Friday, January 23, 2015

Another Benefit of Dropping Oil Prices

LP gas prices are tied to gasoline prices (I don't know why), so this dramatic reduction inn gasoline prices should get the next fillup of LP gas down to $1200 or so.  Of course, I bought a 1000 shares of Suburban Propane (SPH) because of the absurd 6% dividend, so perhaps that  will drop.

5 comments:

hga said...

More likely tied to crude oil prices.

You get it from either extracting the heavier stuff from natural gas, or the really light stuff from refining petroleum (especially, I would imagine, when you have to crack heavy crude oil).

So one of those feedstocks is way down, and could well have a big effect at the margin.

Dean in Az said...

When oil is refined a process called Fractional Distillation is used.

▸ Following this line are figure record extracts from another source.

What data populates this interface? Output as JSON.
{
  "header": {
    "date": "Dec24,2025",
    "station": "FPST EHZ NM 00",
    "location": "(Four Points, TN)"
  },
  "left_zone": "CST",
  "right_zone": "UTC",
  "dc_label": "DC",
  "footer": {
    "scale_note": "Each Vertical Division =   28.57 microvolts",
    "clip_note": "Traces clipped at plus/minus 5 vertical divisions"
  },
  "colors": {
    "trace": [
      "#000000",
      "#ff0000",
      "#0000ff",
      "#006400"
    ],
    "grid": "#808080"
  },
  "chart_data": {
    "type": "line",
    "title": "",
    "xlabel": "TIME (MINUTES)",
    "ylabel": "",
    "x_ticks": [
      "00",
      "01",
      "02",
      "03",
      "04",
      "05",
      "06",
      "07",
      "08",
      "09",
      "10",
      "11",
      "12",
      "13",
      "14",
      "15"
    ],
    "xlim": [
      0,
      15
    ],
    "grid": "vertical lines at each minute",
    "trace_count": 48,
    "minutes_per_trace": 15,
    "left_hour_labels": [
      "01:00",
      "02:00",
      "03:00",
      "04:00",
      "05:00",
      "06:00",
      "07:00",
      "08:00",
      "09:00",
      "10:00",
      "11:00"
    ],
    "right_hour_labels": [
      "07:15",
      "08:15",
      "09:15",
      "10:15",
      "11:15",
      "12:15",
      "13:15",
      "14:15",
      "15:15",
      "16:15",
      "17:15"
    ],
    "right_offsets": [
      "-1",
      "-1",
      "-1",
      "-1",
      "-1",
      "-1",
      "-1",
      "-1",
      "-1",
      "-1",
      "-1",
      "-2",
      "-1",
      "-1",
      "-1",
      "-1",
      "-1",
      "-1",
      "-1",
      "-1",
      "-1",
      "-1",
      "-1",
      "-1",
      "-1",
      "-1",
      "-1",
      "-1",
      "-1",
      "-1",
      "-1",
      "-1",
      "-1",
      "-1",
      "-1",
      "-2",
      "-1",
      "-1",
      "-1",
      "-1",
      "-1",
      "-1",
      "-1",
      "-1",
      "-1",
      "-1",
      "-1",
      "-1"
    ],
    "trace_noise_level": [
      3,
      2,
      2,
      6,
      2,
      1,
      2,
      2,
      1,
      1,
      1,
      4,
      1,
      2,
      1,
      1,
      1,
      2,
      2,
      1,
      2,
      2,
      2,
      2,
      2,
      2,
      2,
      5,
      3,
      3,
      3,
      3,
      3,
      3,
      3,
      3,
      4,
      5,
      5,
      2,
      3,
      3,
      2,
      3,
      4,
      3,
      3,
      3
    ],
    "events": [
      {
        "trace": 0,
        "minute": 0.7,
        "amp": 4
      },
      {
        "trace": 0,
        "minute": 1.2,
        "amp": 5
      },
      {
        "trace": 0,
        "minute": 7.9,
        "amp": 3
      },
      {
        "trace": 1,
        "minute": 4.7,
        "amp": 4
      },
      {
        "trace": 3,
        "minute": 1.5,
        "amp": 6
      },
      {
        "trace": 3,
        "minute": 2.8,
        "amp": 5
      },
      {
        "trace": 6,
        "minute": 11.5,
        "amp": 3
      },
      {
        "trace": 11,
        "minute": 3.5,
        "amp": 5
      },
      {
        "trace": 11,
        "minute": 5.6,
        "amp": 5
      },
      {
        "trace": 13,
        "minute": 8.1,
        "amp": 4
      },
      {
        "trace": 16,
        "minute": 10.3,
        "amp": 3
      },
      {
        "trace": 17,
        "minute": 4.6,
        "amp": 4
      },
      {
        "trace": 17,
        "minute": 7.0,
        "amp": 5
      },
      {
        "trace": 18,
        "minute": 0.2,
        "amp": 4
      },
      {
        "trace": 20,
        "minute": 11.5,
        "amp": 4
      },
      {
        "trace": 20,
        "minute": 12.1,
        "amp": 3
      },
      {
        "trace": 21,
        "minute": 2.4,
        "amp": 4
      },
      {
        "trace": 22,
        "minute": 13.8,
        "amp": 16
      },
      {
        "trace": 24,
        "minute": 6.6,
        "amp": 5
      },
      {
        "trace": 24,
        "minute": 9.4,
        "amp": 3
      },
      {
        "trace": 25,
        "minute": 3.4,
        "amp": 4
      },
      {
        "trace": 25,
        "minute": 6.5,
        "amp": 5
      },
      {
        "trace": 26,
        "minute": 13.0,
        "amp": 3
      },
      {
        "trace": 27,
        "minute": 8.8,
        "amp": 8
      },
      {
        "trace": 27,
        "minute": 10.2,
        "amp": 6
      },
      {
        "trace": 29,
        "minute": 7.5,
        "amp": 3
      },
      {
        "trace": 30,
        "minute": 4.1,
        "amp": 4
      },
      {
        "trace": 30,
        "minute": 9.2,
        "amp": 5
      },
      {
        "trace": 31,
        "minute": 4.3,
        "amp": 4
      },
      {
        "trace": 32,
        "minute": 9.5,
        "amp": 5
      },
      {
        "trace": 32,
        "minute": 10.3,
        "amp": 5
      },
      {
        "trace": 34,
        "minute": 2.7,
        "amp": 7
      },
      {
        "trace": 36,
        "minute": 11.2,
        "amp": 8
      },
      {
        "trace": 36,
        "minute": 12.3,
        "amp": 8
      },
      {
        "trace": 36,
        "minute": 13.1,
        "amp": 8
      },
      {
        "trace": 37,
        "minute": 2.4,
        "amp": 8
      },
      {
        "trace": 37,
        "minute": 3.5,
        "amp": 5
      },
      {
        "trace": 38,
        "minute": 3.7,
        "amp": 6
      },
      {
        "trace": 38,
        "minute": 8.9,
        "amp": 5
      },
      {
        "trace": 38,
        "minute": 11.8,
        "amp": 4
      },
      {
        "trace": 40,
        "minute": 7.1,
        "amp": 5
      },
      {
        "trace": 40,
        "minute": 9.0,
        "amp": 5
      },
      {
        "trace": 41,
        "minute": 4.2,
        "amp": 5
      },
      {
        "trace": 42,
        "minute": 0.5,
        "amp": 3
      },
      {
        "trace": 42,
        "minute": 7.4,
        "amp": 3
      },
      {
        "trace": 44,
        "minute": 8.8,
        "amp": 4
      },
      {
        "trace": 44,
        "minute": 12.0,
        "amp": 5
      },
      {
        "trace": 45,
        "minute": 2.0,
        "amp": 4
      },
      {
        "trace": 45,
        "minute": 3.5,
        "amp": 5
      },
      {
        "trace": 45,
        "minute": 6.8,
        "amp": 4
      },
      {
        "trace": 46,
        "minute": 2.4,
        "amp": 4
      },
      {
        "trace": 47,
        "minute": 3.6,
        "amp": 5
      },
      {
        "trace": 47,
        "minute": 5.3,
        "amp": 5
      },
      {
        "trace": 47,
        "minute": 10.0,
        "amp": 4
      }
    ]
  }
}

Simplistically, each different component that can be separated from the crude oil is cooked out in a process in a distilling tower; at each level of the tower the heated components rise and cool as the distillation process occurs. The heavier components, like grease and lubricating oil fall out first. The lighter components like gasoline and some of the gasses rise to the top and distill out of the vapor there. If crude oil is cheaper and yields the same proportions of oil, gasoline, and propane, if a barrel of oil cost less then so will the LPG.
This is part of the reason you see phrases like "West Texas Intermediate Crude"; it's a general indication of the nature of the fractions in the end product and helps determine the price due to the expected resultant distillation process. A "light, sweet" crude oil has far more gasoline and propane type components than a heavy crude oil, which yields more lubricants, heavy fuel oils and diesel fuels.

w said...

LP gas is a by-product of petroleum refining (also natural gas production) so that is the reason why.

hga said...

Dean in Az: For a long time we've gone beyond simple distillation and have been cracking heavy crude into lighter distillates, which per the summary at the top of the Wikipedia article "Fluid catalytic cracking produces a high yield of gasoline and LPG, while hydrocracking is a major source of jet fuel, Diesel fuel, naphtha, and LPG." "LPG" being butane and/or propane.

Dean in Az said...

Awesome to know that hga. Thanks for sharing.